1934, Küsnacht (Suisse). Après plusieurs séjours en hôpital psychiatrique et sanatorium, Lucia suit une thérapie auprès du Docteur Jung. Elle a vingt-cinq ans. Sa carrière est terminée. Sa famille est loin. Que lui est-il arrivé en l'espace de cinq années ?

Il est temps pour Lucia de raconter son histoire.

"La fille de Joyce" fait partie de la sélection du Grand Prix des lecteurs Pocket 2022 que je remercie pour cette lecture.

Il s'agit d'un roman biographique écrit à partir de faits réels par Annabel Abbs dont le résultat est le fruit de longues recherches et de lectures pointues. L'autrice nous conduit sur les traces de James Joyce, Samuel Becket et le monde littéraire de l'entre deux-guerres à travers le destin d'une femme, d'une fille désireuse de s'émanciper.

James Joyce, illustre écrivain, est connu dans le monde littéraire depuis les années 1920. "Ulysse", son oeuvre majeure, fait aujourd'hui partie des romans les plus importants de la littérature anglophone. L'homme de lettre a construit sa vie autour de son art. Toute la famille doit le suivre et s'adapter à son rythme. Entre l'Irlande, l'Italie, la Suisse et la France, les Joyce déménagent souvent. Femme et enfants doivent suivre. Sauf qu'en 1929, Lucia et Giorgio, son frère, commencent leur vie d'adulte. Giorgio s'oriente dans le chant, Lucia dans la danse et la chorégraphie.

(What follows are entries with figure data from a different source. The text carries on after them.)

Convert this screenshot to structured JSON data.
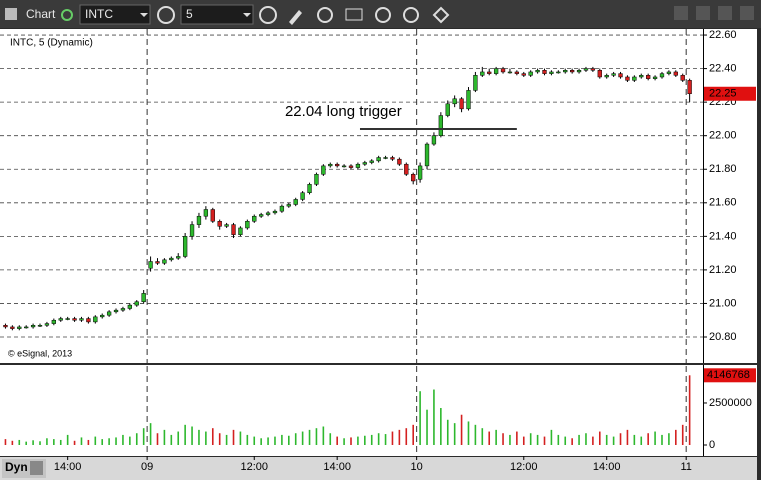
{
  "toolbar": {
    "app": "Chart",
    "symbol": "INTC",
    "interval": "5"
  },
  "footer": {
    "mode": "Dyn"
  },
  "chart_data": {
    "type": "candlestick",
    "subtitle": "INTC, 5 (Dynamic)",
    "copyright": "© eSignal, 2013",
    "annotation": {
      "text": "22.04 long trigger",
      "level": 22.04,
      "x_start": 51.3,
      "x_end": 74
    },
    "up_color": "#2db82d",
    "down_color": "#d42020",
    "open": [
      20.87,
      20.86,
      20.85,
      20.86,
      20.86,
      20.87,
      20.87,
      20.88,
      20.9,
      20.91,
      20.91,
      20.9,
      20.91,
      20.89,
      20.92,
      20.93,
      20.95,
      20.96,
      20.97,
      20.99,
      21.01,
      21.21,
      21.25,
      21.24,
      21.26,
      21.27,
      21.28,
      21.4,
      21.47,
      21.52,
      21.56,
      21.49,
      21.46,
      21.47,
      21.41,
      21.45,
      21.49,
      21.52,
      21.53,
      21.54,
      21.55,
      21.58,
      21.59,
      21.62,
      21.66,
      21.71,
      21.77,
      21.82,
      21.83,
      21.82,
      21.82,
      21.81,
      21.83,
      21.84,
      21.85,
      21.87,
      21.87,
      21.86,
      21.83,
      21.77,
      21.74,
      21.82,
      21.95,
      22.0,
      22.12,
      22.19,
      22.22,
      22.16,
      22.27,
      22.36,
      22.38,
      22.37,
      22.4,
      22.38,
      22.38,
      22.37,
      22.36,
      22.38,
      22.39,
      22.37,
      22.38,
      22.38,
      22.39,
      22.38,
      22.39,
      22.4,
      22.39,
      22.35,
      22.36,
      22.37,
      22.35,
      22.33,
      22.35,
      22.36,
      22.34,
      22.35,
      22.37,
      22.38,
      22.36,
      22.33
    ],
    "high": [
      20.88,
      20.87,
      20.87,
      20.87,
      20.88,
      20.88,
      20.89,
      20.91,
      20.92,
      20.92,
      20.92,
      20.92,
      20.92,
      20.93,
      20.94,
      20.96,
      20.97,
      20.98,
      21.0,
      21.02,
      21.08,
      21.28,
      21.27,
      21.27,
      21.28,
      21.3,
      21.42,
      21.49,
      21.54,
      21.58,
      21.57,
      21.5,
      21.48,
      21.48,
      21.46,
      21.5,
      21.53,
      21.54,
      21.55,
      21.56,
      21.59,
      21.6,
      21.63,
      21.67,
      21.72,
      21.78,
      21.83,
      21.84,
      21.84,
      21.83,
      21.83,
      21.84,
      21.85,
      21.86,
      21.88,
      21.88,
      21.88,
      21.87,
      21.84,
      21.78,
      21.84,
      21.96,
      22.02,
      22.14,
      22.21,
      22.24,
      22.23,
      22.29,
      22.38,
      22.41,
      22.4,
      22.41,
      22.41,
      22.4,
      22.39,
      22.38,
      22.39,
      22.4,
      22.4,
      22.39,
      22.39,
      22.4,
      22.4,
      22.4,
      22.41,
      22.41,
      22.4,
      22.37,
      22.38,
      22.38,
      22.36,
      22.36,
      22.37,
      22.37,
      22.36,
      22.38,
      22.39,
      22.39,
      22.37,
      22.34
    ],
    "low": [
      20.85,
      20.84,
      20.84,
      20.85,
      20.85,
      20.86,
      20.86,
      20.87,
      20.89,
      20.9,
      20.89,
      20.89,
      20.88,
      20.88,
      20.91,
      20.92,
      20.94,
      20.95,
      20.96,
      20.98,
      21.0,
      21.19,
      21.23,
      21.23,
      21.25,
      21.26,
      21.27,
      21.38,
      21.45,
      21.5,
      21.48,
      21.44,
      21.45,
      21.39,
      21.4,
      21.44,
      21.48,
      21.51,
      21.52,
      21.53,
      21.54,
      21.57,
      21.58,
      21.61,
      21.65,
      21.7,
      21.76,
      21.81,
      21.81,
      21.81,
      21.8,
      21.8,
      21.82,
      21.83,
      21.84,
      21.86,
      21.85,
      21.82,
      21.76,
      21.71,
      21.72,
      21.8,
      21.94,
      21.99,
      22.11,
      22.17,
      22.14,
      22.15,
      22.26,
      22.35,
      22.36,
      22.36,
      22.37,
      22.37,
      22.36,
      22.35,
      22.35,
      22.37,
      22.36,
      22.36,
      22.37,
      22.37,
      22.37,
      22.37,
      22.38,
      22.38,
      22.34,
      22.34,
      22.35,
      22.34,
      22.32,
      22.32,
      22.34,
      22.33,
      22.33,
      22.34,
      22.36,
      22.35,
      22.32,
      22.2
    ],
    "close": [
      20.86,
      20.85,
      20.86,
      20.86,
      20.87,
      20.87,
      20.88,
      20.9,
      20.91,
      20.91,
      20.9,
      20.91,
      20.89,
      20.92,
      20.93,
      20.95,
      20.96,
      20.97,
      20.99,
      21.01,
      21.06,
      21.25,
      21.24,
      21.26,
      21.27,
      21.28,
      21.4,
      21.47,
      21.52,
      21.56,
      21.49,
      21.46,
      21.47,
      21.41,
      21.45,
      21.49,
      21.52,
      21.53,
      21.54,
      21.55,
      21.58,
      21.59,
      21.62,
      21.66,
      21.71,
      21.77,
      21.82,
      21.83,
      21.82,
      21.82,
      21.81,
      21.83,
      21.84,
      21.85,
      21.87,
      21.87,
      21.86,
      21.83,
      21.77,
      21.73,
      21.82,
      21.95,
      22.0,
      22.12,
      22.19,
      22.22,
      22.16,
      22.27,
      22.36,
      22.38,
      22.37,
      22.4,
      22.38,
      22.38,
      22.37,
      22.36,
      22.38,
      22.39,
      22.37,
      22.38,
      22.38,
      22.39,
      22.38,
      22.39,
      22.4,
      22.39,
      22.35,
      22.36,
      22.37,
      22.35,
      22.33,
      22.35,
      22.36,
      22.34,
      22.35,
      22.37,
      22.38,
      22.36,
      22.33,
      22.25
    ],
    "volume": [
      350000,
      250000,
      300000,
      200000,
      280000,
      220000,
      400000,
      350000,
      300000,
      600000,
      250000,
      450000,
      300000,
      500000,
      350000,
      400000,
      450000,
      600000,
      500000,
      700000,
      1000000,
      1300000,
      700000,
      900000,
      600000,
      800000,
      1200000,
      1100000,
      900000,
      800000,
      1000000,
      700000,
      600000,
      900000,
      800000,
      600000,
      500000,
      400000,
      450000,
      500000,
      600000,
      550000,
      700000,
      800000,
      900000,
      1000000,
      1100000,
      700000,
      500000,
      400000,
      450000,
      500000,
      550000,
      600000,
      700000,
      650000,
      800000,
      900000,
      1000000,
      1200000,
      3200000,
      2100000,
      3300000,
      2200000,
      1500000,
      1300000,
      1800000,
      1400000,
      1200000,
      1000000,
      800000,
      900000,
      700000,
      600000,
      800000,
      500000,
      700000,
      600000,
      500000,
      900000,
      600000,
      500000,
      400000,
      600000,
      700000,
      500000,
      800000,
      600000,
      500000,
      700000,
      900000,
      600000,
      500000,
      700000,
      800000,
      600000,
      700000,
      900000,
      1200000,
      4146768
    ],
    "ylim": [
      20.645,
      22.636
    ],
    "yticks": [
      {
        "value": 20.8,
        "label": "20.80"
      },
      {
        "value": 21,
        "label": "21.00"
      },
      {
        "value": 21.2,
        "label": "21.20"
      },
      {
        "value": 21.4,
        "label": "21.40"
      },
      {
        "value": 21.6,
        "label": "21.60"
      },
      {
        "value": 21.8,
        "label": "21.80"
      },
      {
        "value": 22,
        "label": "22.00"
      },
      {
        "value": 22.2,
        "label": "22.20"
      },
      {
        "value": 22.4,
        "label": "22.40"
      },
      {
        "value": 22.6,
        "label": "22.60"
      }
    ],
    "grid": true,
    "volume_ylim": [
      -655000,
      4700000
    ],
    "volume_yticks": [
      0,
      2500000
    ],
    "xlim": [
      -0.5,
      100.5
    ],
    "xticks": [
      {
        "value": 9,
        "label": "14:00"
      },
      {
        "value": 20.5,
        "label": "09"
      },
      {
        "value": 36,
        "label": "12:00"
      },
      {
        "value": 48,
        "label": "14:00"
      },
      {
        "value": 59.5,
        "label": "10"
      },
      {
        "value": 75,
        "label": "12:00"
      },
      {
        "value": 87,
        "label": "14:00"
      },
      {
        "value": 98.5,
        "label": "11"
      }
    ]
  }
}
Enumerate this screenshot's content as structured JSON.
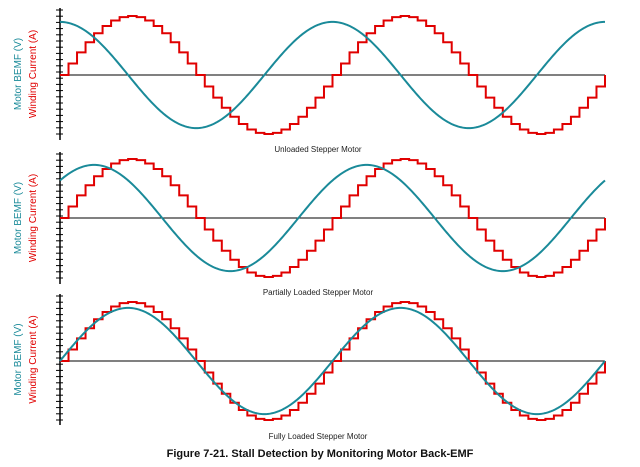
{
  "figure": {
    "caption": "Figure 7-21. Stall Detection by Monitoring Motor Back-EMF"
  },
  "colors": {
    "bemf": "#1a8a99",
    "current": "#e00000",
    "axis": "#000000"
  },
  "chart_data": [
    {
      "type": "line",
      "title": "Unloaded Stepper Motor",
      "ylabel_bemf": "Motor BEMF (V)",
      "ylabel_current": "Winding Current (A)",
      "x_range": [
        0,
        2
      ],
      "y_range": [
        -1.1,
        1.1
      ],
      "series": [
        {
          "key": "current",
          "shape": "staircase-sine",
          "steps_per_half_cycle": 16,
          "cycles": 2,
          "amplitude": 1.0,
          "phase_cycles": 0.0
        },
        {
          "key": "bemf",
          "shape": "sine",
          "cycles": 2,
          "amplitude": 0.9,
          "phase_cycles": -0.25
        }
      ]
    },
    {
      "type": "line",
      "title": "Partially Loaded Stepper Motor",
      "ylabel_bemf": "Motor BEMF (V)",
      "ylabel_current": "Winding Current (A)",
      "x_range": [
        0,
        2
      ],
      "y_range": [
        -1.1,
        1.1
      ],
      "series": [
        {
          "key": "current",
          "shape": "staircase-sine",
          "steps_per_half_cycle": 16,
          "cycles": 2,
          "amplitude": 1.0,
          "phase_cycles": 0.0
        },
        {
          "key": "bemf",
          "shape": "sine",
          "cycles": 2,
          "amplitude": 0.9,
          "phase_cycles": -0.125
        }
      ]
    },
    {
      "type": "line",
      "title": "Fully Loaded Stepper Motor",
      "ylabel_bemf": "Motor BEMF (V)",
      "ylabel_current": "Winding Current (A)",
      "x_range": [
        0,
        2
      ],
      "y_range": [
        -1.1,
        1.1
      ],
      "series": [
        {
          "key": "current",
          "shape": "staircase-sine",
          "steps_per_half_cycle": 16,
          "cycles": 2,
          "amplitude": 1.0,
          "phase_cycles": 0.0
        },
        {
          "key": "bemf",
          "shape": "sine",
          "cycles": 2,
          "amplitude": 0.9,
          "phase_cycles": 0.0
        }
      ]
    }
  ]
}
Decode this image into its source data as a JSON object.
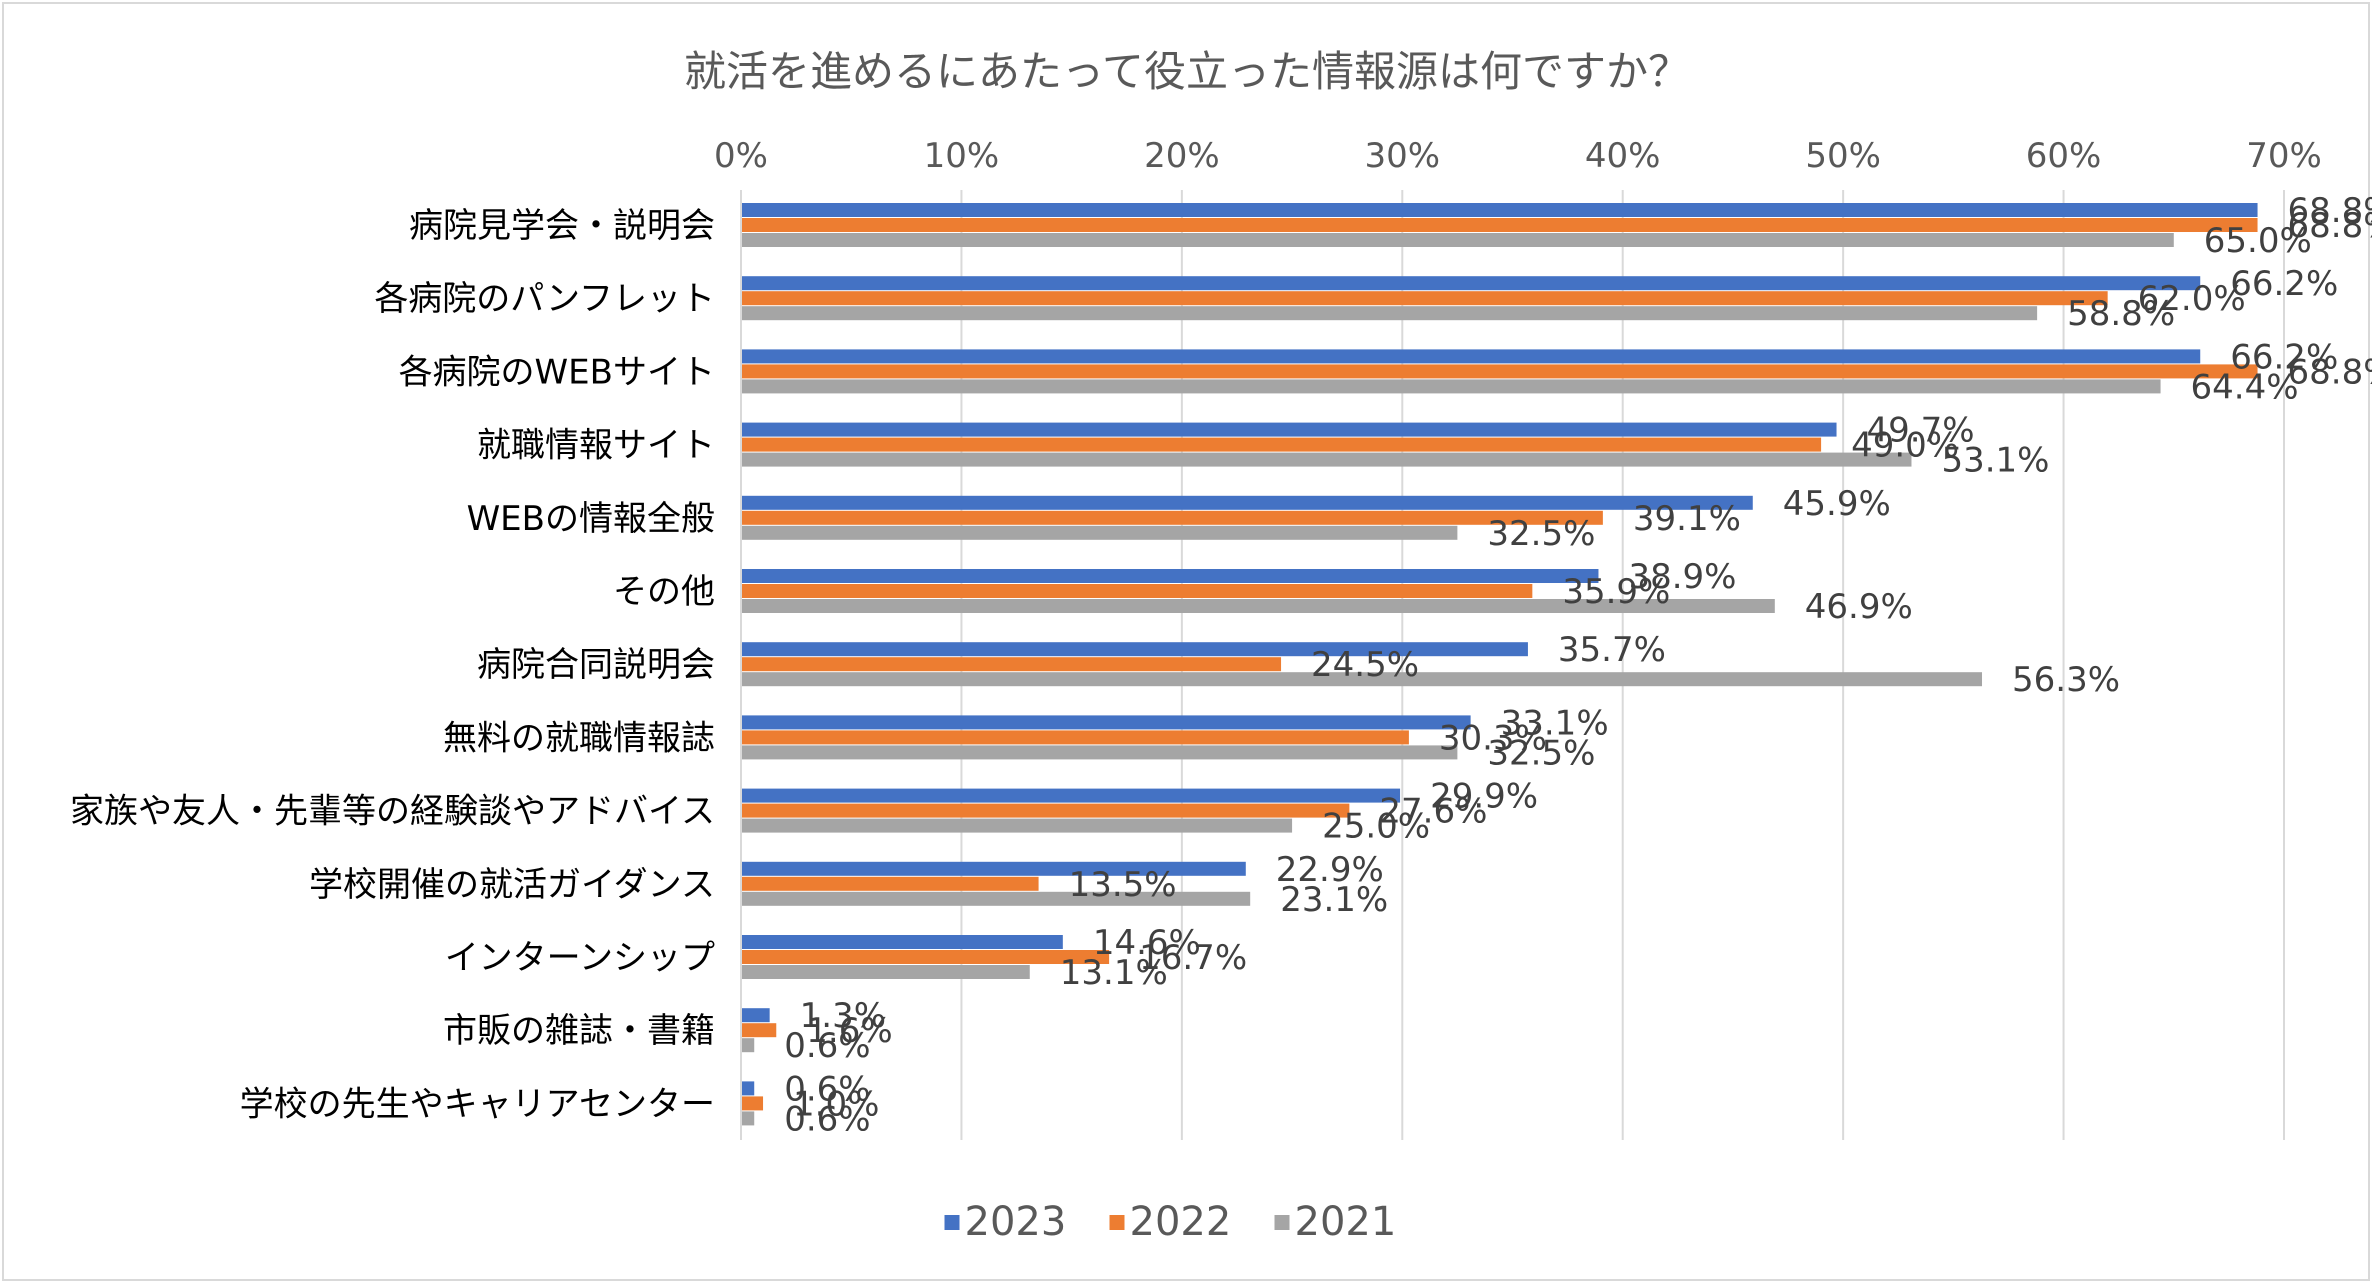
{
  "chart_data": {
    "type": "bar",
    "orientation": "horizontal",
    "title": "就活を進めるにあたって役立った情報源は何ですか？",
    "categories": [
      "病院見学会・説明会",
      "各病院のパンフレット",
      "各病院のWEBサイト",
      "就職情報サイト",
      "WEBの情報全般",
      "その他",
      "病院合同説明会",
      "無料の就職情報誌",
      "家族や友人・先輩等の経験談やアドバイス",
      "学校開催の就活ガイダンス",
      "インターンシップ",
      "市販の雑誌・書籍",
      "学校の先生やキャリアセンター"
    ],
    "series": [
      {
        "name": "2023",
        "color": "#4472c4",
        "values": [
          68.8,
          66.2,
          66.2,
          49.7,
          45.9,
          38.9,
          35.7,
          33.1,
          29.9,
          22.9,
          14.6,
          1.3,
          0.6
        ]
      },
      {
        "name": "2022",
        "color": "#ed7d31",
        "values": [
          68.8,
          62.0,
          68.8,
          49.0,
          39.1,
          35.9,
          24.5,
          30.3,
          27.6,
          13.5,
          16.7,
          1.6,
          1.0
        ]
      },
      {
        "name": "2021",
        "color": "#a5a5a5",
        "values": [
          65.0,
          58.8,
          64.4,
          53.1,
          32.5,
          46.9,
          56.3,
          32.5,
          25.0,
          23.1,
          13.1,
          0.6,
          0.6
        ]
      }
    ],
    "xlim": [
      0,
      70
    ],
    "xticks": [
      0,
      10,
      20,
      30,
      40,
      50,
      60,
      70
    ],
    "tick_suffix": "%",
    "grid": true,
    "xaxis_position": "top",
    "legend": {
      "position": "bottom",
      "entries": [
        "2023",
        "2022",
        "2021"
      ]
    }
  }
}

La jeune femme rêve d'ouvrir une école de danse. Mais, que ce soit en amour ou professionnellement, dès qu'un projet se concrétise, ses parents y mettent un terme. Ils lui coupent systématiquement les ailes. Et, il en est ainsi à chaque étape de sa vie. Lucia étouffe dans cette famille où tout tourne autour de James. La situation empire après la fin d'une histoire d'amour dans laquelle elle voyait un échappatoire.


"Ma vie était une lutte permanente contre mes parents, leurs convictions, leurs attentes. le simple fait d'en parler me fatigue."
"La fille de Joyce" est une belle surprise de cette sélection. C'est un livre que je n'aurais peut-être pas découvert sans le Grand prix. L'histoire dévoile une femme peu connue, qui a pourtant eu des moments de gloire. Alors que Lucia est pleine de vie et de désirs, ses ambitions ont complétement été annihilées par celles de son père et par la rigidité d'une mère ultra conformiste. Eprise de liberté dans sa vie de jeune femme et dans son art, Lucia sombre progressivement dans la folie tant cet emprisonnement familial la pèse.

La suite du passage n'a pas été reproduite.